Figure 1: “Example json returned by webservice - Twitter mentions”

 

Mendeley and Twitter mentions
Image 2: “Mendeley and Twitter mentions”

During the creation of the landing page of an EconStor item (see Image 1), a JAVA servlet queries the web service and, if some social media mentions is detected, renders the result into the web page. For each of the three social media platforms the sum of the mentions is displayed and for Twitter and Wikipedia even backlinks to the mentioning tweets/articles are provided as a drop-down list, below the number of mentions (see Image 2). In case of Wikipedia this is also grouped by the languages of the articles in Wikipedia in which the ISBN of the corresponding work has been found.

Conclusion

While being an interesting addition to the existing download statistics and citations by RePEc/CitEc, that are already integrated into EconStor, currently the gathered “social media mentions” offer only a limited additional value to the EconStor landing pages. One reason might be, that only a fraction of all the documents of EconStor are covered. Another reason might be according to [Lemke 2019], that there is currently a great reluctance to use social media services among economists and social scientists, as it is perceived as: “unsuitable for academic discourse; … to cost much time; … separating personal from professional matters is bothersome; … increases the efforts necessary to handle information overload.”
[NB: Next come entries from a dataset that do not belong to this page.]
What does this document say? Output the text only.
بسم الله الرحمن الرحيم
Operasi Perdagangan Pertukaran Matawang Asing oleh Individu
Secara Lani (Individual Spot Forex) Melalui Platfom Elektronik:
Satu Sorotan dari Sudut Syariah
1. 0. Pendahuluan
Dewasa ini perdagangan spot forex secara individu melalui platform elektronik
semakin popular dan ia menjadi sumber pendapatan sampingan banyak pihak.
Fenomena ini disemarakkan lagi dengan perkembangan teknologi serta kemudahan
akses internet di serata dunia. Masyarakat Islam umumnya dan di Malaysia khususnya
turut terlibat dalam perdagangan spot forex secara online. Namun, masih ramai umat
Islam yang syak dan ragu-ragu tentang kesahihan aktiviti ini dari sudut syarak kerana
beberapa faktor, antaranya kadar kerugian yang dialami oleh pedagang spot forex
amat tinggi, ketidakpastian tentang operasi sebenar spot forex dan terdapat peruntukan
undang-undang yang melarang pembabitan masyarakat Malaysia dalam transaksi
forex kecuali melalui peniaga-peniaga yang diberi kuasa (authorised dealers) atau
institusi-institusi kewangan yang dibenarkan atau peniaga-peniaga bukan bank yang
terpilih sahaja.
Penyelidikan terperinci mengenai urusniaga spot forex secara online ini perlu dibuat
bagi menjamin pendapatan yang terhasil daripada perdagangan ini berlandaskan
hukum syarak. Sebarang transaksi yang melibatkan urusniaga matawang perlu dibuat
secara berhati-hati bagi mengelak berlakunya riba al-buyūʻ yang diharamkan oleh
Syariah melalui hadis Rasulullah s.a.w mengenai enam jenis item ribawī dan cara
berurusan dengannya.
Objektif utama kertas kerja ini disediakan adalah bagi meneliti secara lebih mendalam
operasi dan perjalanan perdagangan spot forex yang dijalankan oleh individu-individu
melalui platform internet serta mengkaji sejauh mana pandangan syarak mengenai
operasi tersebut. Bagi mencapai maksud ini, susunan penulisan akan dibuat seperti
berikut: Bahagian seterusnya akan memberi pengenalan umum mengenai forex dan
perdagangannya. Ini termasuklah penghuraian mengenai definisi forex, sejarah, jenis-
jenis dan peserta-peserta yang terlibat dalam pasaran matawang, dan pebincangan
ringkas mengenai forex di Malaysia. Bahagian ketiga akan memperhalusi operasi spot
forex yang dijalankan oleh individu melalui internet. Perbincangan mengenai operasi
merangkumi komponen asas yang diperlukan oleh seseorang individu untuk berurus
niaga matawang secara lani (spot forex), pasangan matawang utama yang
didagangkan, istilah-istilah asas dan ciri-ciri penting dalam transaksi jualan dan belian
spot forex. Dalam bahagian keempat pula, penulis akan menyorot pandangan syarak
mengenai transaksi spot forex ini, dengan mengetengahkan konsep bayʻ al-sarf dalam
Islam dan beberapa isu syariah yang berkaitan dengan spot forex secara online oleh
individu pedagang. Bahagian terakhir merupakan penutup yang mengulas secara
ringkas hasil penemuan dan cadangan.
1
Theoretically, the prospect of a tool for the measurement of the scientific uptake, with a quicker response time than classical bibliometrics, could be very rewarding, especially for a repository like EconStor with its many preprints (e.g. working papers) provided in open access.

As [Thelwall 2013] has stated: “In response, some publishers have turned to altmetrics, which are counts of citations or mentions in specific social web services because they can appear more rapidly than citations. For example, it would be reasonable to expect a typical article to be most tweeted on its publication day and most blogged within a month of publication.” and “Social media mentions, being available immediately after publication—and even before publication in the case of preprints…”.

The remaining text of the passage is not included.